According to media reports this morning, the regime is contemplating military strikes against “The Cartels” inside Mexico. I’m sure the MAGA base would cheer them on almost as enthusiastically as it would jeer at Mexico’s subsequent protests.
@JohnSF:
It still leaves the problem of maintaining shareholder value after the end of everything. No amount of Heat Death will solve that.
@Ken_L:
At this point, I wonder if Sheinbaum would protest too hard.
Also, the end result will be dead civilians, and angry drug cartels. They won’t spike their fentanyl with arsenic or anything that stupid, but they might order hits on US officials in America.
@Kathy:
The singularity of the accountants vs black hole evaporation.

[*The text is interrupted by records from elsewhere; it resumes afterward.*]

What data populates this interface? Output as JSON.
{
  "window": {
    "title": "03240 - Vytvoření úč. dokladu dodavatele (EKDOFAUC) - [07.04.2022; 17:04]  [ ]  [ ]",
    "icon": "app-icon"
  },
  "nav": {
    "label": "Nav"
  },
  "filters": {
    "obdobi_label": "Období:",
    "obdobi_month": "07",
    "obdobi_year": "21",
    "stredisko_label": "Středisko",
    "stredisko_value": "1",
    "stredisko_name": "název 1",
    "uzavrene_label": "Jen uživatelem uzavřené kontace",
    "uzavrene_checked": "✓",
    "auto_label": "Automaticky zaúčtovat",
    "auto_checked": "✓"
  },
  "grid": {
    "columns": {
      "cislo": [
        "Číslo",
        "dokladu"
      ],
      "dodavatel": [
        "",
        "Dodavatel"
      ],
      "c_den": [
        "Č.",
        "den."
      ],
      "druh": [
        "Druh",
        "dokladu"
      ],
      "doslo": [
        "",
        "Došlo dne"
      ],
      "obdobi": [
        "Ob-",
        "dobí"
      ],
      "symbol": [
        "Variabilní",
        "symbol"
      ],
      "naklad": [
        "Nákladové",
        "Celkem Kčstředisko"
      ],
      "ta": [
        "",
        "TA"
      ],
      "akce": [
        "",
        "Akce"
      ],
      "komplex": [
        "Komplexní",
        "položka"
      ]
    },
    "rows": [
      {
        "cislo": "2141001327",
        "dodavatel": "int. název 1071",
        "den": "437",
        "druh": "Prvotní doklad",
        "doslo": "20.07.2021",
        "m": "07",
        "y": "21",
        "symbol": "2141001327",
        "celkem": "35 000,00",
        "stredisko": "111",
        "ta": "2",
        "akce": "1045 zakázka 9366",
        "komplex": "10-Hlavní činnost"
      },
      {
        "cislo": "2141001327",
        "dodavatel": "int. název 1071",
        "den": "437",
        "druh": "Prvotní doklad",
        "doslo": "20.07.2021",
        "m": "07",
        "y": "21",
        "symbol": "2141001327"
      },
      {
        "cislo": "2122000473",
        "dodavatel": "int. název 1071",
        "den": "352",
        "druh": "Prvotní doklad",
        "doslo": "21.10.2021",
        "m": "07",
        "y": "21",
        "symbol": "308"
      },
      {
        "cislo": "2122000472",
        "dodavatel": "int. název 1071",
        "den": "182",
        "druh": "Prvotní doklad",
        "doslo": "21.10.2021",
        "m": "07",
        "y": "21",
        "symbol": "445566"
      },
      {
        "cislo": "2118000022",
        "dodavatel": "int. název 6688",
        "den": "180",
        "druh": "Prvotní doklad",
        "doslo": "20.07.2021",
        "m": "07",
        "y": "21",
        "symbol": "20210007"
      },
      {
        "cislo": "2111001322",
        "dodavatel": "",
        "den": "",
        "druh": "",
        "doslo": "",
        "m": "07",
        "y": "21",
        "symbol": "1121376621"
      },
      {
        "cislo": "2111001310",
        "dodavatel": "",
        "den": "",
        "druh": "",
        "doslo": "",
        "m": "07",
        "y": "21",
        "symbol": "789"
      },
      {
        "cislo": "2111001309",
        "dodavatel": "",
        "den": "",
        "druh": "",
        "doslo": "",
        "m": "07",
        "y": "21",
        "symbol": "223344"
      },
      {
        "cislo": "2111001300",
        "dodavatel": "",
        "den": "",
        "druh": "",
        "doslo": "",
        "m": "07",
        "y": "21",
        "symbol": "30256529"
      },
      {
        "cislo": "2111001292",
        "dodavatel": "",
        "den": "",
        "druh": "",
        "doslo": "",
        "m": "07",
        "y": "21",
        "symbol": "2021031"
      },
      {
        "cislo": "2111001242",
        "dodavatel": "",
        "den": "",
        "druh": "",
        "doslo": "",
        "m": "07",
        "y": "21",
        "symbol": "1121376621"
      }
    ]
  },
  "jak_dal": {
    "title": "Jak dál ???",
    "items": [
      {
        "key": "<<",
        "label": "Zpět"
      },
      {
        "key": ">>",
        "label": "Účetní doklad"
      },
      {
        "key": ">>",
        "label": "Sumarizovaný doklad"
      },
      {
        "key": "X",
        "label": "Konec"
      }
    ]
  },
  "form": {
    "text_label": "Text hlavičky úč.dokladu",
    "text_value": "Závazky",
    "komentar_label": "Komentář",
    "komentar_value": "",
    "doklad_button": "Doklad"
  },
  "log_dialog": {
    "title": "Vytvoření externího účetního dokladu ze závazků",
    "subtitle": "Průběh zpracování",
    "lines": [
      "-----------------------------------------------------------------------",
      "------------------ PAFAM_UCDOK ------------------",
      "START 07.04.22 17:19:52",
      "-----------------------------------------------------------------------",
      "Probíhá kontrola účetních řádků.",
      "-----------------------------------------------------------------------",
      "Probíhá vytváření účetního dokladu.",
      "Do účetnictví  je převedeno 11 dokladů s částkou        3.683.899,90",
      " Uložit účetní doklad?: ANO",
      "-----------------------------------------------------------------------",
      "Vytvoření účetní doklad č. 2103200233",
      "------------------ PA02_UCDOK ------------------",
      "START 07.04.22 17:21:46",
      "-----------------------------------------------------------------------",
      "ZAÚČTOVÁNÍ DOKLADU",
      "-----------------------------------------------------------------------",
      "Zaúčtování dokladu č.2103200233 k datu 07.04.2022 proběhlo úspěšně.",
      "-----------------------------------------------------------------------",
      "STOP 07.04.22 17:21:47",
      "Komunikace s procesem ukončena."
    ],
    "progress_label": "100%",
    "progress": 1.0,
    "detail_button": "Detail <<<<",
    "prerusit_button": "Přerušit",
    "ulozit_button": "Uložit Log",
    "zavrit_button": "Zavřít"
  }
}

There must be a story in that, surely?
Paging Charles Stross, lol.
@Kathy:
It would be silly of the cartels to do so.
A mobilized state without limits on action is orders of magnitude more dangerous than a mere cartel.
“Identify and extract or kill all cartel family members, wherever located. Use deniable operations to detain, torture, and slaughter, all even suspected of links.”
It’s not necessarily a sensible or ethical policy; but it is an option.
@JohnSF:
@Kathy:
It could be a bit like how the fascists dealt with the Mafia in Sicily.
It was not lawful, or ethical, but it WAS effective.
For a time.
The difference being: the Italian fascist state had state-level uncontested rights over Sicily.
The US does not re Mexico etc.
That could make a lot of diffrence; few Italians were inclined to a patriotic resistance on behalf of the Mafia.
The situation might not be the same if the US attempts to assert arbitrary powers over much of Latin America.